463359_407136685985126_323986830_oFor the last several weeks I have struggled to finish reading a book. This is a book written by someone I call a friend. A face book friend – true enough, but we have supported and encouraged each other and though I have never met this person, I consider him a friend.  I was really looking forward to reading his book. The book, so far is receiving high accolades from reviewers on at least two continents.  Imagine my disappointment, when after more than a month I was only on page 87. I could not finish reading this book…No – I refuse to continue to read this book. This book is dead!

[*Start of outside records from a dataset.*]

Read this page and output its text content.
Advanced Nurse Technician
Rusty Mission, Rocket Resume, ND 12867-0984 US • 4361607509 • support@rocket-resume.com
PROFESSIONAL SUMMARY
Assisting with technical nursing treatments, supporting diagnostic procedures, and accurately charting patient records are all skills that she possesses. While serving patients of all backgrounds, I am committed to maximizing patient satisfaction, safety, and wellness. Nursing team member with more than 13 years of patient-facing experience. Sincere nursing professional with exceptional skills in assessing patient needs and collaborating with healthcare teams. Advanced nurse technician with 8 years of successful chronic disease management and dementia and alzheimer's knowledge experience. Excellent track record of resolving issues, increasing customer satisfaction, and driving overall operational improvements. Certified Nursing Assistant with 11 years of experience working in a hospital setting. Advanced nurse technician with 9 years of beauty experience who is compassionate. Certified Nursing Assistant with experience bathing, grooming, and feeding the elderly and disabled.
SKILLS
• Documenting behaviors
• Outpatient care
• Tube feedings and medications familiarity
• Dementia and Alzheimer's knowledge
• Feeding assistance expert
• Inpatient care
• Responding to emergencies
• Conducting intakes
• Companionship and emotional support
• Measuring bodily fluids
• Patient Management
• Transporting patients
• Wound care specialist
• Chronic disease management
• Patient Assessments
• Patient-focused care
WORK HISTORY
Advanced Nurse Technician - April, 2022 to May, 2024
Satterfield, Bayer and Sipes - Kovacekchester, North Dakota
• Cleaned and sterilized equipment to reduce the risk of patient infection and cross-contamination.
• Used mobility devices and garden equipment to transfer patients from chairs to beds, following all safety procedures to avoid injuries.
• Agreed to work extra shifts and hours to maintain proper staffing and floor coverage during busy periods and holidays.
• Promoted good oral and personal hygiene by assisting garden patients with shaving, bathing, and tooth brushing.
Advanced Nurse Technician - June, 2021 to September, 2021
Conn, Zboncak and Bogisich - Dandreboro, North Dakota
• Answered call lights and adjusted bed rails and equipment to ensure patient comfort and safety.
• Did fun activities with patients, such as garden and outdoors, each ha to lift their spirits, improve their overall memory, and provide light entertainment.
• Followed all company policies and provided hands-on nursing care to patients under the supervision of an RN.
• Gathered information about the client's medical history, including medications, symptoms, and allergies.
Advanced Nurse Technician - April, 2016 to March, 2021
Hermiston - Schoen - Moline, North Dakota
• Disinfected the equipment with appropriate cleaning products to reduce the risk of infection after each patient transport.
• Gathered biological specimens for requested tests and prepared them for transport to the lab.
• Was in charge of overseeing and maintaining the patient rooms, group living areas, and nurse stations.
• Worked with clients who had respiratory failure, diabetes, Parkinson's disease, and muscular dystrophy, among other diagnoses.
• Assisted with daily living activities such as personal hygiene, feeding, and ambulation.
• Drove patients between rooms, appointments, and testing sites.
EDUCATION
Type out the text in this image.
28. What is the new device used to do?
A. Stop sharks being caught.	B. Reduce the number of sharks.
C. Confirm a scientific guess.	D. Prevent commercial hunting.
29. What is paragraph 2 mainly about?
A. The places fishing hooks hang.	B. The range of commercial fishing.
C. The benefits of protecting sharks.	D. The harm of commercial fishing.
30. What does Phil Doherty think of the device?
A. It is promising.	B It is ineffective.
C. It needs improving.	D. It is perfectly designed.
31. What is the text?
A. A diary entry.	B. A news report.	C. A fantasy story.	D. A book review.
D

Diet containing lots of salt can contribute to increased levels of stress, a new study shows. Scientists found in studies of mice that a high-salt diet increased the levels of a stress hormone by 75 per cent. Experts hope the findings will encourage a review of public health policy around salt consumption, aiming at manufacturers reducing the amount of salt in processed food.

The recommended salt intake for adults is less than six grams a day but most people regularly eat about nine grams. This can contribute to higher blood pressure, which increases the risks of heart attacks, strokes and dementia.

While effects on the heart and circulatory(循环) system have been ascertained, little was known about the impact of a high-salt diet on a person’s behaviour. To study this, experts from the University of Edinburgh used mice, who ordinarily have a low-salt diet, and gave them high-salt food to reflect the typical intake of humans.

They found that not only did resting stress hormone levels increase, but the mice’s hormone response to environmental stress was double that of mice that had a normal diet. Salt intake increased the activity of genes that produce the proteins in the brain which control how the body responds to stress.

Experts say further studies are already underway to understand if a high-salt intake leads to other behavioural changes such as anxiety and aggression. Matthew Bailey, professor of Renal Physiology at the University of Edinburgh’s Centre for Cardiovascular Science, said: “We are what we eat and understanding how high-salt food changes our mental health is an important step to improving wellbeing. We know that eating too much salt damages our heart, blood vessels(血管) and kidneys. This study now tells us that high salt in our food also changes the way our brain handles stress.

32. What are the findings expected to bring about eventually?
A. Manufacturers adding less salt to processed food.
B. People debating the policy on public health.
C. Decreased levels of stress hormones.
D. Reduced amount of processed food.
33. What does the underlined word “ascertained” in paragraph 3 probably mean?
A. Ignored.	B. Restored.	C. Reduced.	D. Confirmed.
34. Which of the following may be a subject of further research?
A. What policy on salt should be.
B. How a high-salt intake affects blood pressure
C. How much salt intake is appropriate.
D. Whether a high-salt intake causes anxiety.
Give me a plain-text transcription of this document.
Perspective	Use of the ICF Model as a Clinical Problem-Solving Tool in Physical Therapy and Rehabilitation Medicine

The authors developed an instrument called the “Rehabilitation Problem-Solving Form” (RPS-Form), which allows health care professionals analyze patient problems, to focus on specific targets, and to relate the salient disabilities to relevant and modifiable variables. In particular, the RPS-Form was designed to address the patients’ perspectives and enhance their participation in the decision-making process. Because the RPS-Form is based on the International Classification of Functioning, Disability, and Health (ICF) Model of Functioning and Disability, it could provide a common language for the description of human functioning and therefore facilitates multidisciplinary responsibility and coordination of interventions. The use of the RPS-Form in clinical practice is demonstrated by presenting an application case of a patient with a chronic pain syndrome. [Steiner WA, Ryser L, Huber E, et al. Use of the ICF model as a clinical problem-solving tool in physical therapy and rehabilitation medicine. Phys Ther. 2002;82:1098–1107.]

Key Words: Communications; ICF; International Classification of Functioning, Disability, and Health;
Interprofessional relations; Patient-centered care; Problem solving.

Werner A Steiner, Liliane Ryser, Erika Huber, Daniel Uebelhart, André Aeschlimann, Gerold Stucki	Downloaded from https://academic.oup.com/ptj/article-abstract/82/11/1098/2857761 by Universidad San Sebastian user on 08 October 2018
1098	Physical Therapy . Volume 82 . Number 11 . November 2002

What is it about books that cause a reader to lose interest, or stop reading? I don’t know. I suppose that is an individual’s taste and is different for everyone. For me, I can muscle through most stories. The truth is I enjoy reading, so if the story is good, and the characters are believable, I’m good. With my friends book, the story line was excellent. The way he was developing his characters – superb. So why did I stop?  There were too many of these:  anywho-be-doo,  hunky-doubly dory, loopy-doo, doggy doo- doo, lazy-daisy and more. On top of which there were numerous cliche, and the syntax of the cliche left me with mixed messages. It was British…it was American…it was cowboy…it was rural, poor Ohio. For me, it was confusing.

The combination of all of the above made this book, for me impossible to read. I was so distracted, I could not move forward. But that was me, and as I said before, it is highly individual. It is different for everyone.

You will probably never read a review I write that smashes another writers work. I believe that writers, novice to master deserve credit for making the journey, and writing a story for others to enjoy. The fact that they spend months, or years writing their story for my entertainment or education is good enough for me. Still, there are books out there that for one reason or another are difficult for some of us to read.

I wish I could have ignored the distractions in this book, and enjoyed the ride his character was clearly prepared to provide. It was a great story line. For much of the first 87 pages, the writing was flawless.

So the question I throw out to the universe this morning is this: How many cliche it too many? How many – I do not even know what to call them…”any who” types of words and phrases can a manuscript have before those words and phrases become intrusive to the story?

Have a regular week every one. It’s Monday – I figured if I said “great week”, I would be raising the bar too high, and setting us all up for failure!


  1. Andy Szpuk

    Good post Brian, and hopefully the book will appeal to a different reader, that’s the great thing about the world of literature – there is so much diversity.

  2. Oh how I hate when that happens. I rarely don’t finish a book or a movie always hoping for something, anything to make it better.
    I have noticed I’ve become much more critical and sensitive to exactly what you describe here, overly descriptive and typos and grammar mistakes .
    I agree with you it is hard to bash another writer.

  3. bhayden

    You are right Andy. That is the great thing about literature.

    Doreen, thanks for sharing. I am glad to know that it is not just me being too critical.

  4. I can empathize, Brian. The very first colleague book I offered to review proved to be just as difficult. The characters were rich and varied, usually enough to let me skim over the technical errors. However, this book just had too many of the technical errors. If I use the analogy of a plane trip, this wasn’t mere turbulence, but a full-blown hurricane. For two weeks, I tore myself apart over hurting her feelings or losing her friendship. Finally, I asked the advice of some trusted writer friends, including one Mr. Hayden. ;D I sent a private message to the author, telling her I couldn’t review and explaining why. I offered to read the book as a beta-reader instead. My offer was turned down, but thankfully I still retained a lovely friend, if not a new favourite book. 🙂 Your advice now, as then, is invaluable to anyone faced with this dilemma. Thank you.

  5. Thank you Sinead for contributing to the discussion. He/she who decides to write book reviews, does so at their own risk, and on the cusp of their wits. It is only because of people like you, Andy, Doreen, and others, that are always available to offer counsel, that we survive. thanks!